The genuinely hazardous exploits — the ones that quietly drain bank accounts and compromise corporate infrastructure rather than printing impertinent documents on office machinery — do not tend to surface at Las Vegas conventions with merchandise stands and crowd-sourced applause. They emerge instead in the terse language of vendor security advisories, recommending firmware updates for devices their owners have long since misplaced, patching vulnerabilities in routers whose default passwords remain, as of this writing, “admin”.
Switch It Off and Carry On
The practical prescription, stripped of theatrical anxiety, is almost insultingly brief.
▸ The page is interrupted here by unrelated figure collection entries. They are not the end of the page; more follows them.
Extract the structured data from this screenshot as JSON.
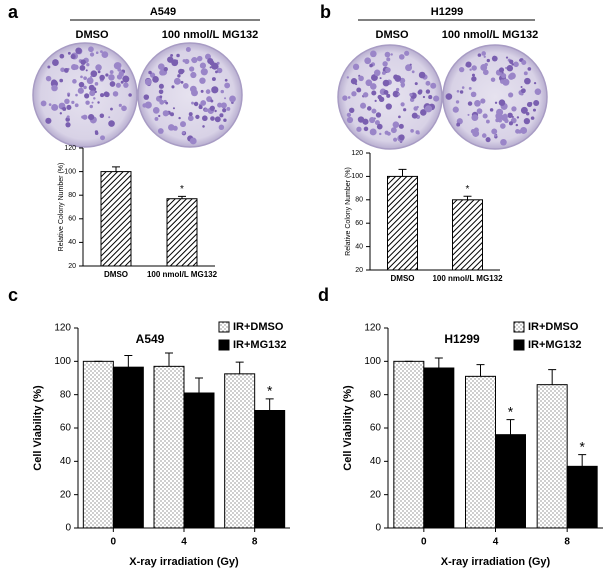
{
  "chart_data": [
    {
      "type": "bar",
      "panel_label": "a",
      "title": "A549",
      "image_labels": [
        "DMSO",
        "100 nmol/L MG132"
      ],
      "ylabel": "Relative Colony Number (%)",
      "categories": [
        "DMSO",
        "100 nmol/L MG132"
      ],
      "values": [
        100,
        77
      ],
      "errors": [
        4,
        2
      ],
      "color": "#000000",
      "pattern": "hatch",
      "ylim": [
        20,
        120
      ],
      "yticks": [
        20,
        40,
        60,
        80,
        100,
        120
      ],
      "annotations": [
        {
          "text": "*",
          "index": 1
        }
      ]
    },
    {
      "type": "bar",
      "panel_label": "b",
      "title": "H1299",
      "image_labels": [
        "DMSO",
        "100 nmol/L MG132"
      ],
      "ylabel": "Relative Colony Number (%)",
      "categories": [
        "DMSO",
        "100 nmol/L MG132"
      ],
      "values": [
        100,
        80
      ],
      "errors": [
        6,
        3
      ],
      "color": "#000000",
      "pattern": "hatch",
      "ylim": [
        20,
        120
      ],
      "yticks": [
        20,
        40,
        60,
        80,
        100,
        120
      ],
      "annotations": [
        {
          "text": "*",
          "index": 1
        }
      ]
    },
    {
      "type": "bar",
      "panel_label": "c",
      "title": "A549",
      "ylabel": "Cell Viability (%)",
      "xlabel": "X-ray irradiation (Gy)",
      "categories": [
        "0",
        "4",
        "8"
      ],
      "series": [
        {
          "name": "IR+DMSO",
          "color": "#ffffff",
          "pattern": "dots",
          "values": [
            100,
            97,
            92.5
          ],
          "errors": [
            0,
            8,
            7
          ]
        },
        {
          "name": "IR+MG132",
          "color": "#000000",
          "values": [
            96.5,
            81,
            70.5
          ],
          "errors": [
            7,
            9,
            7
          ]
        }
      ],
      "ylim": [
        0,
        120
      ],
      "yticks": [
        0,
        20,
        40,
        60,
        80,
        100,
        120
      ],
      "legend": "top-right",
      "annotations": [
        {
          "text": "*",
          "series": 1,
          "index": 2
        }
      ]
    },
    {
      "type": "bar",
      "panel_label": "d",
      "title": "H1299",
      "ylabel": "Cell Viability (%)",
      "xlabel": "X-ray irradiation (Gy)",
      "categories": [
        "0",
        "4",
        "8"
      ],
      "series": [
        {
          "name": "IR+DMSO",
          "color": "#ffffff",
          "pattern": "dots",
          "values": [
            100,
            91,
            86
          ],
          "errors": [
            0,
            7,
            9
          ]
        },
        {
          "name": "IR+MG132",
          "color": "#000000",
          "values": [
            96,
            56,
            37
          ],
          "errors": [
            6,
            9,
            7
          ]
        }
      ],
      "ylim": [
        0,
        120
      ],
      "yticks": [
        0,
        20,
        40,
        60,
        80,
        100,
        120
      ],
      "legend": "top-right",
      "annotations": [
        {
          "text": "*",
          "series": 1,
          "index": 1
        },
        {
          "text": "*",
          "series": 1,
          "index": 2
        }
      ]
    }
  ]
}
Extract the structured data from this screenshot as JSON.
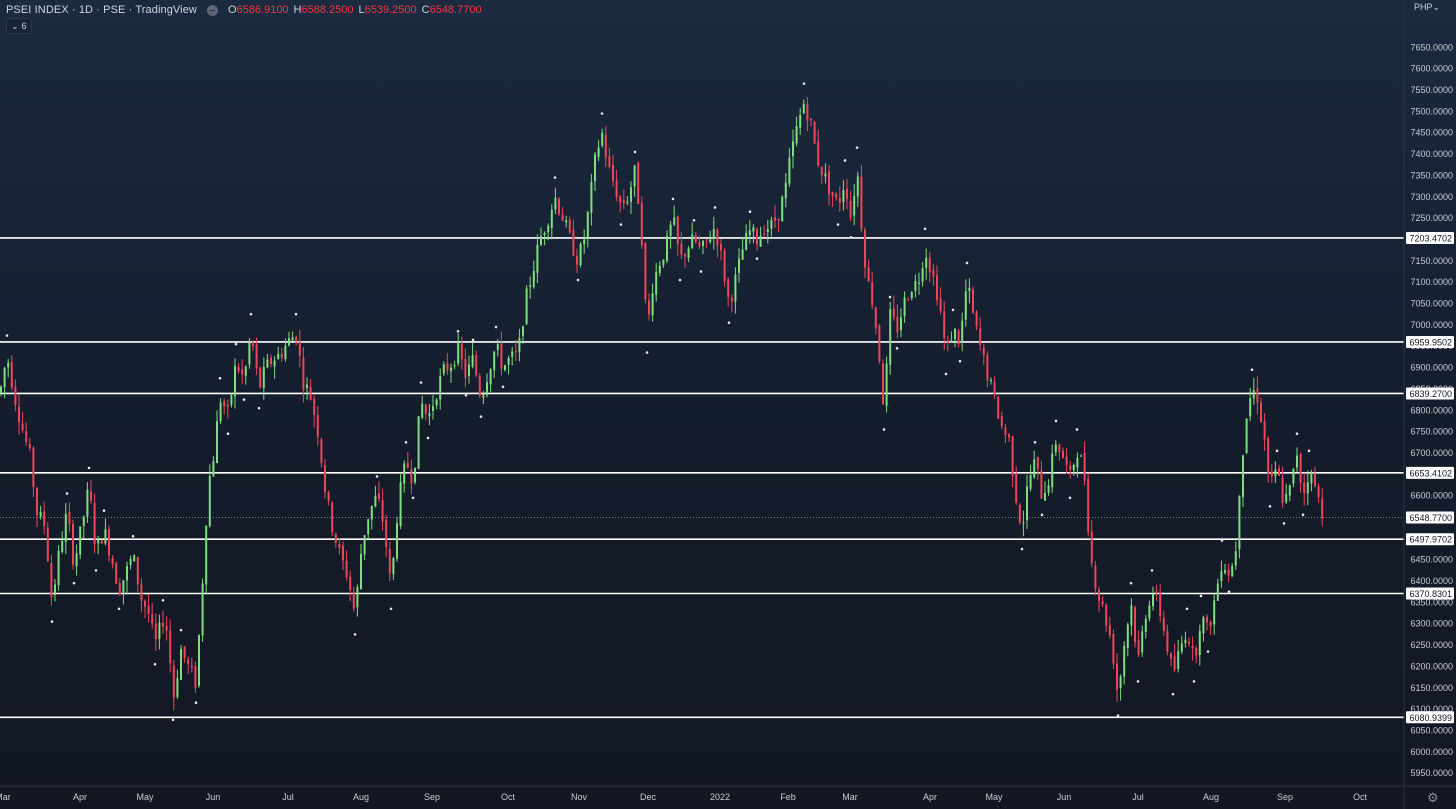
{
  "header": {
    "symbol": "PSEI INDEX · 1D · PSE · TradingView",
    "ohlc": [
      {
        "k": "O",
        "v": "6586.9100"
      },
      {
        "k": "H",
        "v": "6588.2500"
      },
      {
        "k": "L",
        "v": "6539.2500"
      },
      {
        "k": "C",
        "v": "6548.7700"
      }
    ],
    "collapse_label": "6",
    "currency": "PHP"
  },
  "colors": {
    "up": "#7ddf7d",
    "down": "#f0445a",
    "level_line": "#ffffff",
    "axis_text": "#c9ccd3"
  },
  "chart_data": {
    "type": "candlestick",
    "y_axis_ticks": [
      "5950.0000",
      "6000.0000",
      "6050.0000",
      "6100.0000",
      "6150.0000",
      "6200.0000",
      "6250.0000",
      "6300.0000",
      "6350.0000",
      "6400.0000",
      "6450.0000",
      "6500.0000",
      "6550.0000",
      "6600.0000",
      "6650.0000",
      "6700.0000",
      "6750.0000",
      "6800.0000",
      "6850.0000",
      "6900.0000",
      "6950.0000",
      "7000.0000",
      "7050.0000",
      "7100.0000",
      "7150.0000",
      "7200.0000",
      "7250.0000",
      "7300.0000",
      "7350.0000",
      "7400.0000",
      "7450.0000",
      "7500.0000",
      "7550.0000",
      "7600.0000",
      "7650.0000"
    ],
    "ylim": [
      5910,
      7680
    ],
    "x_axis_labels": [
      "Mar",
      "Apr",
      "May",
      "Jun",
      "Jul",
      "Aug",
      "Sep",
      "Oct",
      "Nov",
      "Dec",
      "2022",
      "Feb",
      "Mar",
      "Apr",
      "May",
      "Jun",
      "Jul",
      "Aug",
      "Sep",
      "Oct"
    ],
    "horizontal_levels": [
      "7203.4702",
      "6959.9502",
      "6839.2700",
      "6653.4102",
      "6497.9702",
      "6370.8301",
      "6080.9399"
    ],
    "last_price": "6548.7700",
    "price_path": [
      [
        0,
        6840
      ],
      [
        7,
        6930
      ],
      [
        15,
        6830
      ],
      [
        22,
        6760
      ],
      [
        30,
        6690
      ],
      [
        37,
        6560
      ],
      [
        45,
        6530
      ],
      [
        52,
        6350
      ],
      [
        60,
        6480
      ],
      [
        67,
        6560
      ],
      [
        74,
        6440
      ],
      [
        82,
        6530
      ],
      [
        89,
        6620
      ],
      [
        96,
        6470
      ],
      [
        104,
        6520
      ],
      [
        111,
        6460
      ],
      [
        119,
        6380
      ],
      [
        126,
        6420
      ],
      [
        133,
        6460
      ],
      [
        141,
        6360
      ],
      [
        148,
        6330
      ],
      [
        155,
        6250
      ],
      [
        163,
        6310
      ],
      [
        168,
        6280
      ],
      [
        173,
        6120
      ],
      [
        181,
        6240
      ],
      [
        188,
        6200
      ],
      [
        196,
        6160
      ],
      [
        202,
        6380
      ],
      [
        208,
        6620
      ],
      [
        214,
        6700
      ],
      [
        220,
        6830
      ],
      [
        228,
        6790
      ],
      [
        236,
        6910
      ],
      [
        244,
        6870
      ],
      [
        251,
        6980
      ],
      [
        259,
        6850
      ],
      [
        266,
        6900
      ],
      [
        273,
        6920
      ],
      [
        280,
        6930
      ],
      [
        288,
        6960
      ],
      [
        296,
        6980
      ],
      [
        303,
        6870
      ],
      [
        311,
        6830
      ],
      [
        318,
        6750
      ],
      [
        326,
        6600
      ],
      [
        333,
        6520
      ],
      [
        340,
        6460
      ],
      [
        348,
        6410
      ],
      [
        355,
        6320
      ],
      [
        362,
        6490
      ],
      [
        369,
        6560
      ],
      [
        377,
        6600
      ],
      [
        384,
        6530
      ],
      [
        391,
        6380
      ],
      [
        398,
        6580
      ],
      [
        406,
        6680
      ],
      [
        413,
        6640
      ],
      [
        421,
        6820
      ],
      [
        428,
        6780
      ],
      [
        436,
        6840
      ],
      [
        443,
        6890
      ],
      [
        451,
        6910
      ],
      [
        458,
        6940
      ],
      [
        466,
        6880
      ],
      [
        473,
        6920
      ],
      [
        481,
        6830
      ],
      [
        488,
        6890
      ],
      [
        496,
        6950
      ],
      [
        503,
        6900
      ],
      [
        510,
        6920
      ],
      [
        518,
        6930
      ],
      [
        525,
        7050
      ],
      [
        533,
        7130
      ],
      [
        540,
        7200
      ],
      [
        548,
        7250
      ],
      [
        555,
        7300
      ],
      [
        563,
        7250
      ],
      [
        570,
        7200
      ],
      [
        578,
        7150
      ],
      [
        585,
        7210
      ],
      [
        591,
        7310
      ],
      [
        596,
        7400
      ],
      [
        602,
        7450
      ],
      [
        608,
        7370
      ],
      [
        614,
        7330
      ],
      [
        621,
        7280
      ],
      [
        628,
        7300
      ],
      [
        635,
        7360
      ],
      [
        641,
        7240
      ],
      [
        647,
        6980
      ],
      [
        653,
        7100
      ],
      [
        660,
        7150
      ],
      [
        666,
        7180
      ],
      [
        673,
        7250
      ],
      [
        680,
        7150
      ],
      [
        687,
        7180
      ],
      [
        694,
        7200
      ],
      [
        701,
        7170
      ],
      [
        708,
        7200
      ],
      [
        715,
        7230
      ],
      [
        722,
        7150
      ],
      [
        729,
        7050
      ],
      [
        736,
        7110
      ],
      [
        743,
        7180
      ],
      [
        750,
        7220
      ],
      [
        757,
        7200
      ],
      [
        764,
        7230
      ],
      [
        771,
        7230
      ],
      [
        778,
        7260
      ],
      [
        785,
        7310
      ],
      [
        791,
        7400
      ],
      [
        798,
        7470
      ],
      [
        804,
        7520
      ],
      [
        810,
        7480
      ],
      [
        817,
        7390
      ],
      [
        824,
        7350
      ],
      [
        831,
        7310
      ],
      [
        838,
        7280
      ],
      [
        845,
        7340
      ],
      [
        851,
        7250
      ],
      [
        857,
        7370
      ],
      [
        863,
        7190
      ],
      [
        868,
        7100
      ],
      [
        873,
        7050
      ],
      [
        878,
        6960
      ],
      [
        884,
        6800
      ],
      [
        890,
        7020
      ],
      [
        897,
        6990
      ],
      [
        904,
        7050
      ],
      [
        911,
        7090
      ],
      [
        918,
        7100
      ],
      [
        925,
        7180
      ],
      [
        932,
        7120
      ],
      [
        939,
        7060
      ],
      [
        946,
        6930
      ],
      [
        953,
        6990
      ],
      [
        960,
        6960
      ],
      [
        967,
        7100
      ],
      [
        974,
        7010
      ],
      [
        981,
        6940
      ],
      [
        988,
        6880
      ],
      [
        995,
        6820
      ],
      [
        1002,
        6760
      ],
      [
        1009,
        6730
      ],
      [
        1016,
        6600
      ],
      [
        1022,
        6520
      ],
      [
        1028,
        6630
      ],
      [
        1035,
        6680
      ],
      [
        1042,
        6600
      ],
      [
        1049,
        6640
      ],
      [
        1056,
        6730
      ],
      [
        1063,
        6690
      ],
      [
        1070,
        6640
      ],
      [
        1077,
        6710
      ],
      [
        1084,
        6660
      ],
      [
        1091,
        6450
      ],
      [
        1098,
        6370
      ],
      [
        1105,
        6320
      ],
      [
        1112,
        6250
      ],
      [
        1118,
        6130
      ],
      [
        1124,
        6250
      ],
      [
        1131,
        6350
      ],
      [
        1138,
        6210
      ],
      [
        1145,
        6320
      ],
      [
        1152,
        6380
      ],
      [
        1159,
        6340
      ],
      [
        1166,
        6260
      ],
      [
        1173,
        6180
      ],
      [
        1180,
        6240
      ],
      [
        1187,
        6290
      ],
      [
        1194,
        6210
      ],
      [
        1201,
        6320
      ],
      [
        1208,
        6280
      ],
      [
        1215,
        6360
      ],
      [
        1222,
        6450
      ],
      [
        1229,
        6420
      ],
      [
        1235,
        6450
      ],
      [
        1240,
        6640
      ],
      [
        1246,
        6780
      ],
      [
        1252,
        6850
      ],
      [
        1258,
        6830
      ],
      [
        1264,
        6740
      ],
      [
        1270,
        6620
      ],
      [
        1277,
        6660
      ],
      [
        1284,
        6580
      ],
      [
        1291,
        6620
      ],
      [
        1297,
        6700
      ],
      [
        1303,
        6600
      ],
      [
        1309,
        6660
      ],
      [
        1315,
        6620
      ],
      [
        1321,
        6570
      ],
      [
        1325,
        6549
      ]
    ],
    "grid": false
  }
}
Bluetooth operates over short distances. Its vulnerabilities exist primarily because people extend it the same unconditional hospitality they once extended to cold callers and encyclopedia salesmen — allowing it to run continuously, visible to all comers, on the reasonable but entirely misguided assumption that nobody nearby could possibly have anything unpleasant in mind. The correction requires no specialist knowledge, no Raspberry Pi, no DEF CON lanyard, and no familiarity with the finer points of MAC address randomisation.
Disable it when it serves no immediate purpose. Activate pairing PINs where the option exists. Satisfy yourself that your office printer is not, at this precise moment, broadcasting its availability to the entire building like a lonely Labrador at a rescue centre.
And should a young man in a hoodie materialise at a technology conference bearing what appears to be a circuit board that has lost an argument with a radio telescope, there is no need to panic. Move, perhaps, to a quieter corner of the room — not because he presents any credible threat to your digital security, but because the anecdote he is so carefully assembling has been in active circulation since the second Bush administration, and life is genuinely too short for material that peaked before the iPhone existed.